Assim que você entra no quarto, do lado direito fica a escrivaninha, do lado
esquerdo uma cômoda marrom-escuro, cor de tabaco, eu diria. É outro foco de
desarrumação. Estão lá por cima da cômoda uma infinidade de perfumes novos,
velhos, alguns com frascos vazios, xampus, condicionadores, desodorante, uma
caixa de remédio com vários comprimidos vencidos, bloquinhos de nota, mais
canetas, cartões, minha carteira, uma caixa cheia de camisinhas do governo, caixas
de celulares antigos e mais uns papéis empilhados na quina da parede. As
gavetas também são uma desordem sem fim: cuecas na primeira gaveta, bermudas e
calças na segunda, camisas na terceira e roupas de cama e banho nas últimas
duas. Essa ordem, apesar de idealmente definida, não é fiel na prática.
No alto, acima da cômoda, um relógio de parede vermelho que passou
metade de sua vida útil parado. Comprei pilha pra ele na semana passada e ainda
não me acostumei a usá-lo para me informar das horas. Acordo desnorteado, me
dou conta de todas essas coisas e, para mim, já é abusivo. Tem poeira sobre a
cama, o chão está sujo, tem roupas amontoadas sobre o cesto, sobre a caixa de
som da guitarra, sobre a cadeira da escrivaninha. Roupas limpas, usadas, sujas,
de todo tipo, fardas, calças, roupas de sair. Enquanto reluto para sair, ouço o
barulho de um papagaio gritando na vizinhança, dos carros passando na rua. O
apartamento está totalmente silencioso, todos já saíram para o trabalho, apenas
meu irmão dorme no quarto dos fundos. O quarto dele é mais escuro que o meu,
diga-se de passagem.
Já não é sem hora, depois de incontáveis contagens regressivas, ponho os
pés pra fora da cama – primeiro o pé direito. Vou descalço, sinto a poeira
encher meus pés. A porta branca, com a pintura descascada, a chave remoída, as
dobradiças rangendo irritantemente. O apartamento está igualmente sujo, não se
varre desde o mês passado. No entanto, está notadamente mais arejado que o
quarto. É como se eu me desvencilhasse das ferragens do avião que despencou
durante a madrugada e caminhasse pelas ruas barrentas das cercanias do deserto.

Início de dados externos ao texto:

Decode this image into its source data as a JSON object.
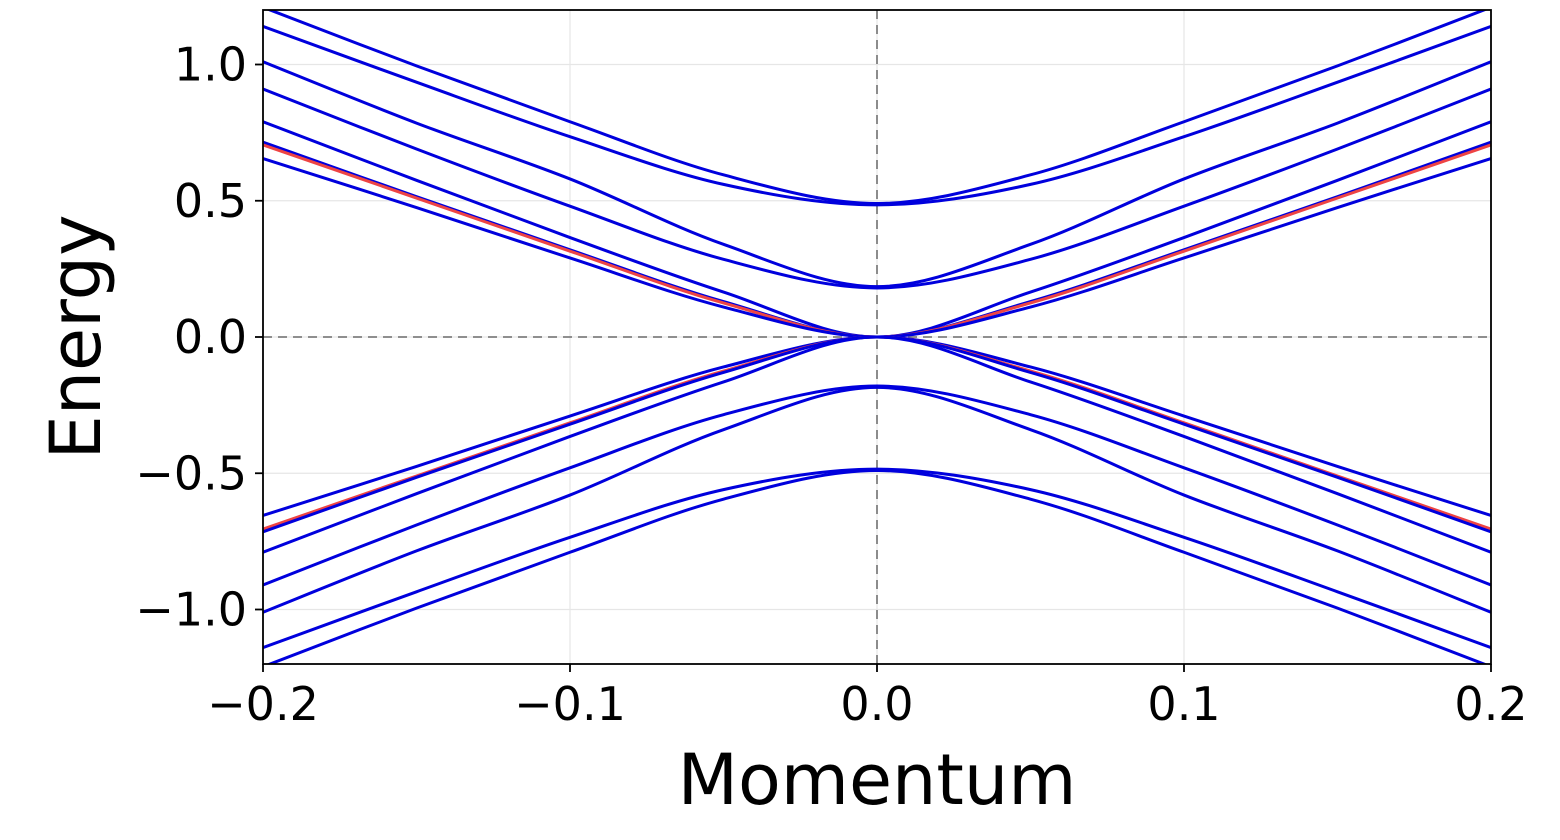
{
  "chart_data": {
    "type": "line",
    "title": "",
    "xlabel": "Momentum",
    "ylabel": "Energy",
    "xlim": [
      -0.2,
      0.2
    ],
    "ylim": [
      -1.2,
      1.2
    ],
    "x_ticks": [
      -0.2,
      -0.1,
      0.0,
      0.1,
      0.2
    ],
    "x_tick_labels": [
      "−0.2",
      "−0.1",
      "0.0",
      "0.1",
      "0.2"
    ],
    "y_ticks": [
      -1.0,
      -0.5,
      0.0,
      0.5,
      1.0
    ],
    "y_tick_labels": [
      "−1.0",
      "−0.5",
      "0.0",
      "0.5",
      "1.0"
    ],
    "grid": true,
    "reference_lines": [
      {
        "orientation": "vertical",
        "value": 0.0,
        "style": "dashed",
        "color": "#808080"
      },
      {
        "orientation": "horizontal",
        "value": 0.0,
        "style": "dashed",
        "color": "#808080"
      }
    ],
    "x": [
      -0.2,
      -0.15,
      -0.1,
      -0.05,
      0.0,
      0.05,
      0.1,
      0.15,
      0.2
    ],
    "series": [
      {
        "color": "#0000dd",
        "values": [
          1.21,
          0.995,
          0.79,
          0.595,
          0.49,
          0.595,
          0.79,
          0.995,
          1.21
        ]
      },
      {
        "color": "#0000dd",
        "values": [
          1.14,
          0.935,
          0.735,
          0.56,
          0.485,
          0.56,
          0.735,
          0.935,
          1.14
        ]
      },
      {
        "color": "#0000dd",
        "values": [
          1.01,
          0.785,
          0.58,
          0.34,
          0.185,
          0.34,
          0.58,
          0.785,
          1.01
        ]
      },
      {
        "color": "#0000dd",
        "values": [
          0.91,
          0.69,
          0.48,
          0.285,
          0.18,
          0.285,
          0.48,
          0.69,
          0.91
        ]
      },
      {
        "color": "#0000dd",
        "values": [
          0.79,
          0.575,
          0.365,
          0.165,
          0.0,
          0.165,
          0.365,
          0.575,
          0.79
        ]
      },
      {
        "color": "#0000dd",
        "values": [
          0.715,
          0.515,
          0.32,
          0.13,
          0.0,
          0.13,
          0.32,
          0.515,
          0.715
        ]
      },
      {
        "color": "#ee4444",
        "values": [
          0.705,
          0.51,
          0.315,
          0.125,
          0.0,
          0.125,
          0.315,
          0.51,
          0.705
        ]
      },
      {
        "color": "#0000dd",
        "values": [
          0.655,
          0.475,
          0.29,
          0.11,
          0.0,
          0.11,
          0.29,
          0.475,
          0.655
        ]
      },
      {
        "color": "#0000dd",
        "values": [
          -0.655,
          -0.475,
          -0.29,
          -0.11,
          0.0,
          -0.11,
          -0.29,
          -0.475,
          -0.655
        ]
      },
      {
        "color": "#ee4444",
        "values": [
          -0.705,
          -0.51,
          -0.315,
          -0.125,
          0.0,
          -0.125,
          -0.315,
          -0.51,
          -0.705
        ]
      },
      {
        "color": "#0000dd",
        "values": [
          -0.715,
          -0.515,
          -0.32,
          -0.13,
          0.0,
          -0.13,
          -0.32,
          -0.515,
          -0.715
        ]
      },
      {
        "color": "#0000dd",
        "values": [
          -0.79,
          -0.575,
          -0.365,
          -0.165,
          0.0,
          -0.165,
          -0.365,
          -0.575,
          -0.79
        ]
      },
      {
        "color": "#0000dd",
        "values": [
          -0.91,
          -0.69,
          -0.48,
          -0.285,
          -0.18,
          -0.285,
          -0.48,
          -0.69,
          -0.91
        ]
      },
      {
        "color": "#0000dd",
        "values": [
          -1.01,
          -0.785,
          -0.58,
          -0.34,
          -0.185,
          -0.34,
          -0.58,
          -0.785,
          -1.01
        ]
      },
      {
        "color": "#0000dd",
        "values": [
          -1.14,
          -0.935,
          -0.735,
          -0.56,
          -0.485,
          -0.56,
          -0.735,
          -0.935,
          -1.14
        ]
      },
      {
        "color": "#0000dd",
        "values": [
          -1.21,
          -0.995,
          -0.79,
          -0.595,
          -0.49,
          -0.595,
          -0.79,
          -0.995,
          -1.21
        ]
      }
    ],
    "colors": {
      "band": "#0000dd",
      "highlight": "#ee4444",
      "grid": "#e6e6e6",
      "reference": "#808080",
      "frame": "#000000"
    }
  }
}
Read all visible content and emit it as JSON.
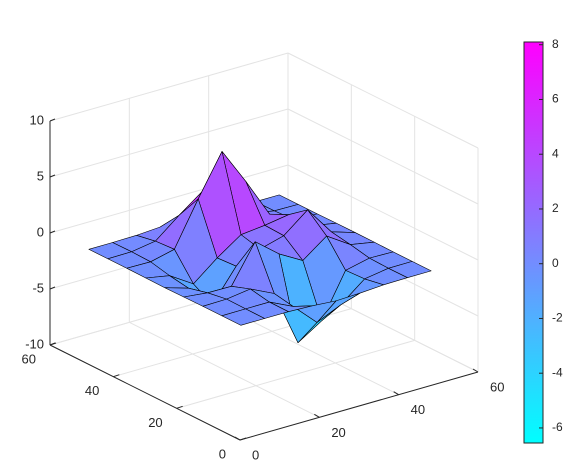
{
  "chart_data": {
    "type": "surface",
    "x": [
      1,
      7,
      13,
      19,
      25,
      31,
      37,
      43,
      49
    ],
    "y": [
      1,
      7,
      13,
      19,
      25,
      31,
      37,
      43,
      49
    ],
    "z": [
      [
        0,
        0,
        0,
        -0.08,
        -0.25,
        -0.17,
        -0.03,
        0,
        0
      ],
      [
        0,
        0.01,
        0.01,
        -0.99,
        -3.02,
        -2.05,
        -0.35,
        -0.01,
        0
      ],
      [
        0,
        0.03,
        0.33,
        -0.68,
        -5.68,
        -4.32,
        -0.44,
        0.05,
        0
      ],
      [
        -0.02,
        -0.25,
        -0.28,
        3.09,
        1.4,
        0.2,
        1.78,
        0.41,
        0.02
      ],
      [
        -0.04,
        -0.69,
        -2.77,
        0.06,
        0.98,
        1.57,
        3.27,
        0.7,
        0.03
      ],
      [
        -0.02,
        -0.42,
        -1.76,
        -0.05,
        1.42,
        1.65,
        1.99,
        0.4,
        0.02
      ],
      [
        0,
        -0.03,
        0.48,
        4.37,
        8.0,
        4.72,
        1.19,
        0.12,
        0
      ],
      [
        0,
        0.02,
        0.36,
        2.07,
        3.65,
        2.09,
        0.41,
        0.03,
        0
      ],
      [
        0,
        0,
        0.03,
        0.17,
        0.3,
        0.17,
        0.03,
        0,
        0
      ]
    ],
    "xlim": [
      0,
      60
    ],
    "ylim": [
      0,
      60
    ],
    "zlim": [
      -10,
      10
    ],
    "xticks": [
      0,
      20,
      40,
      60
    ],
    "yticks": [
      0,
      20,
      40,
      60
    ],
    "zticks": [
      -10,
      -5,
      0,
      5,
      10
    ],
    "colormap": "cool",
    "clim": [
      -6.55,
      8.1
    ],
    "colorbar_ticks": [
      -6,
      -4,
      -2,
      0,
      2,
      4,
      6,
      8
    ],
    "grid": true,
    "edge_color": "#000000"
  }
}
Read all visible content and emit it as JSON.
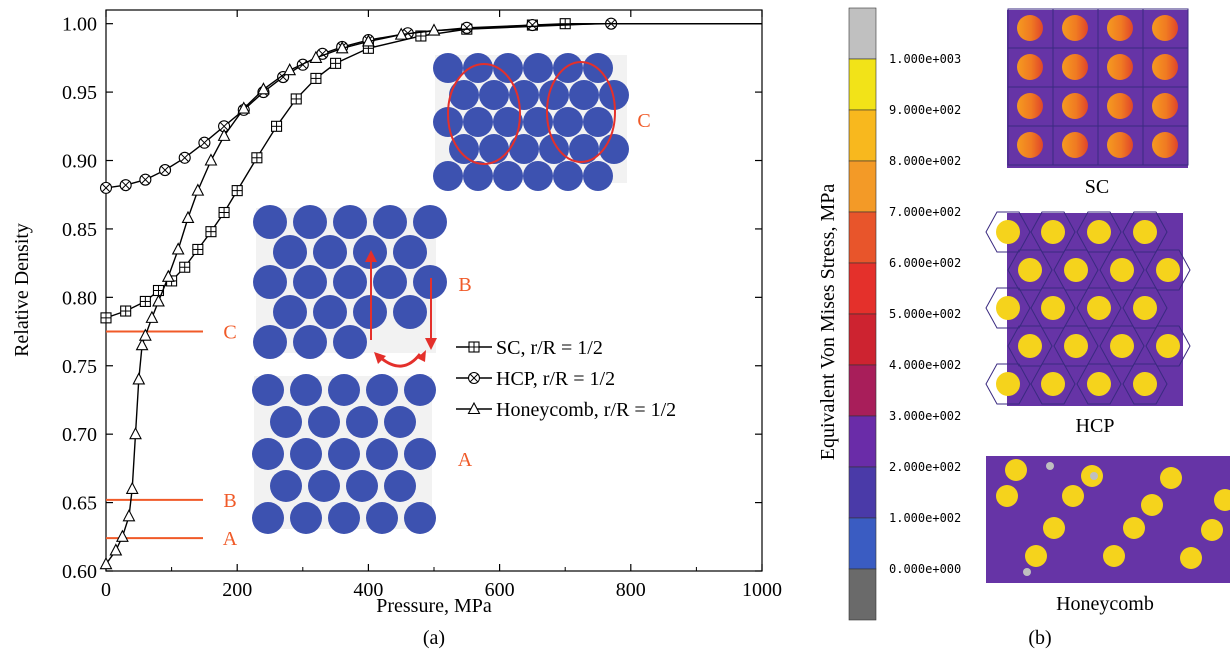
{
  "chart_data": [
    {
      "type": "line",
      "panel_label": "(a)",
      "xlabel": "Pressure, MPa",
      "ylabel": "Relative Density",
      "xlim": [
        0,
        1000
      ],
      "ylim": [
        0.6,
        1.01
      ],
      "x_ticks": [
        "0",
        "200",
        "400",
        "600",
        "800",
        "1000"
      ],
      "y_ticks": [
        "0.60",
        "0.65",
        "0.70",
        "0.75",
        "0.80",
        "0.85",
        "0.90",
        "0.95",
        "1.00"
      ],
      "grid": false,
      "legend_position": "center-right",
      "legend": [
        {
          "name": "SC",
          "suffix": ", r/R = 1/2",
          "marker": "square-plus"
        },
        {
          "name": "HCP",
          "suffix": ", r/R = 1/2",
          "marker": "circle-x"
        },
        {
          "name": "Honeycomb",
          "suffix": ", r/R = 1/2",
          "marker": "triangle"
        }
      ],
      "series": [
        {
          "name": "SC",
          "marker": "square-plus",
          "x": [
            0,
            30,
            60,
            80,
            100,
            120,
            140,
            160,
            180,
            200,
            230,
            260,
            290,
            320,
            350,
            400,
            480,
            550,
            650,
            700
          ],
          "y": [
            0.785,
            0.79,
            0.797,
            0.805,
            0.812,
            0.822,
            0.835,
            0.848,
            0.862,
            0.878,
            0.902,
            0.925,
            0.945,
            0.96,
            0.971,
            0.982,
            0.991,
            0.996,
            0.999,
            1.0
          ]
        },
        {
          "name": "HCP",
          "marker": "circle-x",
          "x": [
            0,
            30,
            60,
            90,
            120,
            150,
            180,
            210,
            240,
            270,
            300,
            330,
            360,
            400,
            460,
            550,
            650,
            770
          ],
          "y": [
            0.88,
            0.882,
            0.886,
            0.893,
            0.902,
            0.913,
            0.925,
            0.937,
            0.95,
            0.961,
            0.97,
            0.978,
            0.983,
            0.988,
            0.993,
            0.997,
            0.999,
            1.0
          ]
        },
        {
          "name": "Honeycomb",
          "marker": "triangle",
          "x": [
            0,
            15,
            25,
            35,
            40,
            45,
            50,
            55,
            60,
            70,
            80,
            95,
            110,
            125,
            140,
            160,
            180,
            210,
            240,
            280,
            320,
            360,
            400,
            450,
            500
          ],
          "y": [
            0.605,
            0.615,
            0.625,
            0.64,
            0.66,
            0.7,
            0.74,
            0.765,
            0.772,
            0.785,
            0.797,
            0.815,
            0.835,
            0.858,
            0.878,
            0.9,
            0.918,
            0.938,
            0.952,
            0.966,
            0.975,
            0.982,
            0.987,
            0.992,
            0.995
          ]
        }
      ],
      "reference_lines": [
        {
          "label": "C",
          "y": 0.775
        },
        {
          "label": "B",
          "y": 0.652
        },
        {
          "label": "A",
          "y": 0.624
        }
      ],
      "inset_labels": [
        "C",
        "B",
        "A"
      ]
    },
    {
      "type": "heatmap",
      "panel_label": "(b)",
      "colorbar_label": "Equivalent Von Mises Stress, MPa",
      "colorbar_ticks": [
        "1.000e+003",
        "9.000e+002",
        "8.000e+002",
        "7.000e+002",
        "6.000e+002",
        "5.000e+002",
        "4.000e+002",
        "3.000e+002",
        "2.000e+002",
        "1.000e+002",
        "0.000e+000"
      ],
      "colorbar_colors": [
        "#c0c0c0",
        "#f2e318",
        "#f8b81e",
        "#f39a27",
        "#e8552b",
        "#e4302b",
        "#cd2330",
        "#a81e5a",
        "#6a2ca8",
        "#4a3aa8",
        "#3a5cc2",
        "#6a6a6a"
      ],
      "panels": [
        "SC",
        "HCP",
        "Honeycomb"
      ]
    }
  ]
}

Tomo um copo de leite maltado, me observo longamente no espelho, faço as coisas
sem pressa alguma, apesar do atraso gritante.
Meu coração sente o peso da angústia que oprime tantas pessoas. Penso no
ônibus, no calor extenuante pelas ruas, aqueles odores misturados, as
expressões vazias lançadas a esmo, janela afora. Penso na quantidade excessiva
de trabalho que se precipita pelo caminho da minha proatividade. Tem dias que
jogo água no rosto, pra dar alguma coragem. Tem dias que vou direto para o
chuveiro e abro o fluxo de água no máximo. Tem dias que vejo o chuveiro
despejar aquela água sem fim e apenas observo, não consigo me molhar e
continuar o ritual. Será que dá pra chegar um pouco mais tarde? Se eu pegar um
Uber hoje, vou comprometer o meu orçamento? Enfim, que se foda. Eu vou e faço.
Esqueço toda aquela bagunça de porta trancada e ponho os pés na rua. Já pela
rua, realmente esqueço da confusão do quarto, me tranquilizo. É apenas um
paliativo, não é, doutor? Mas o que fazer?